“Right now, we must protect tenants from crippling debt and from the eviction cliff edge that’s looming for so many.” – Bridget Young
For many of us, it’s difficult to know what day it is, however one date in particular will stand out for renters – Wednesday 24th June. It’s important, because it’s the last day that renters in England are protected from the effects of Covid-19 by the government’s pause on housing possession action through the courts.
This worries me greatly: immediate action is urgently needed.
As a charity, we at the Nationwide Foundation look at how we can work with our partners to change the whole of the housing system. As a programme manager, I could talk all day long about the inequalities of the private rented sector and how it costs more for those who can least afford it and yet gives them less. The whole sector needs reform and once we’re out of this crisis we’ll return to that challenge.
But right now, we must protect tenants from crippling debt and from the eviction cliff edge that’s looming for so many.
In March, when the pandemic was unfolding around us, the government took welcome action, ensuring landlords could not evict their tenants for three months. It also reset Local Housing Allowance to the 30th percentile, giving some additional support to tenants for whom benefits didn’t come close to paying their rents, and discussed a pre-action protocol for landlords to follow before any eviction proceedings can commence. What the government hasn’t done since, however, is give renters much reassurance about what happens next.
The Nationwide Foundation funds organisations that champion and amplify the voices of private sector tenants and, unsurprisingly, tenants and their representatives are worried. We’re hearing from funded projects that tenants are fearful of debts and concerned about being evicted. Understandably, tenants are scared of ending up without a home, or having to rely on the goodwill of their landlords; in reality, something not every tenant can do.
It should come as no surprise to those in power that tenants want to be properly protected from debt and eviction.
We understand the feelings of frustration, fear and injustice that underpin the calls from some organisations for rent to be cancelled. Our opinion is that rather than cancelling rent, all tenants should have the support they need to keep paying their rent.
The need for action has been reflected by the Labour Party, which has laid out plans for renters, showing that the party is thinking about this issue, even if there have been areas of controversy within those plans.
However, the fact that the government has been comparatively quiet since its March interventions is alarming. With data from the housing charity Shelter suggesting that 1.7m private renters expect to lose their jobs in the next three months, and Citizens Advice highlighting the fact that 2.6m private renters have already missed a rent payment, there is a real risk that government inaction could make a bad situation worse.

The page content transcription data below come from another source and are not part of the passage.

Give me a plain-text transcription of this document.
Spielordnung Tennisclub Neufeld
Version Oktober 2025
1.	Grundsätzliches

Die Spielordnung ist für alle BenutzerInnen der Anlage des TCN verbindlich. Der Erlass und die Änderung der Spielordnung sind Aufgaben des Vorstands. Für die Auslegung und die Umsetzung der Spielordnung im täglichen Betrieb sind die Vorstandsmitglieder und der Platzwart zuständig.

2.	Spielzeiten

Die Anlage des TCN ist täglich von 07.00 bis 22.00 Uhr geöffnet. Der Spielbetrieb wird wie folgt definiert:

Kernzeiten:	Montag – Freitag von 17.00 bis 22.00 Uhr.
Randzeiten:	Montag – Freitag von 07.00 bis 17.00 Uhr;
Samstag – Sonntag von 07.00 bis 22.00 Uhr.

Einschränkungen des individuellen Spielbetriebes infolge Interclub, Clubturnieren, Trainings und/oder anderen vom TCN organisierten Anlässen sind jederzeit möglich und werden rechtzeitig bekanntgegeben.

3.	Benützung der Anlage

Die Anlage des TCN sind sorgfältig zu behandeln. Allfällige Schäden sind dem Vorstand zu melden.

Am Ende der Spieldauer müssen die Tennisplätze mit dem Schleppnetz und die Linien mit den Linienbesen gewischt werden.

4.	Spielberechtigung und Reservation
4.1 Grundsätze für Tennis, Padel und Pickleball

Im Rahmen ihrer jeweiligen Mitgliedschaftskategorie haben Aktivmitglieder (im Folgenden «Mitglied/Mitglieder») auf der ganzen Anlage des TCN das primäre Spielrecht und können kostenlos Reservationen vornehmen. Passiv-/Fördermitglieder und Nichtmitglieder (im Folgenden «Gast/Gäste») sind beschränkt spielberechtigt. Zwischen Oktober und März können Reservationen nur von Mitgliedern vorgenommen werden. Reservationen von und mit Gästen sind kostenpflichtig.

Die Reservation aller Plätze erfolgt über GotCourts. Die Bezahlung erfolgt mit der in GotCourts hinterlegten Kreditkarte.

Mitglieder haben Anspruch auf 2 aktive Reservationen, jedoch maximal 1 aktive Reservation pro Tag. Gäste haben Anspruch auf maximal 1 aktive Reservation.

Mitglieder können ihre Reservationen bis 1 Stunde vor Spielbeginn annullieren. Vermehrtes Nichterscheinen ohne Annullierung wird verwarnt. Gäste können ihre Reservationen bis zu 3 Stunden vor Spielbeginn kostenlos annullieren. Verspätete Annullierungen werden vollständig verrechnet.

That’s why we’re echoing and supporting calls for the government to do more for renters. While some tenants can, if shown compassion and support, pay their rent and work to clear arrears, for too many, the pandemic’s economic impact could plunge them into debt that they’ll struggle to repay. The three-month stay on evictions was welcome but will be quickly forgotten if eviction proceedings start again on June 25th, with no adequate safety net in place.
As well as calling on government for there to be better support to cover the cost of rent for all renters who need it, we believe that the government must also guarantee that no-one will lose their home during or as a result of the pandemic and that there will be a freeze on rent increases too. By doing these things, those in power can prove to tenants that they truly care about protecting them during this national emergency.
Note : When this blog was originally posted, it suggested that a pre-action protocol had been adopted to protect renters. At the time of publication, whilst discussion has taken place, nothing has been adopted.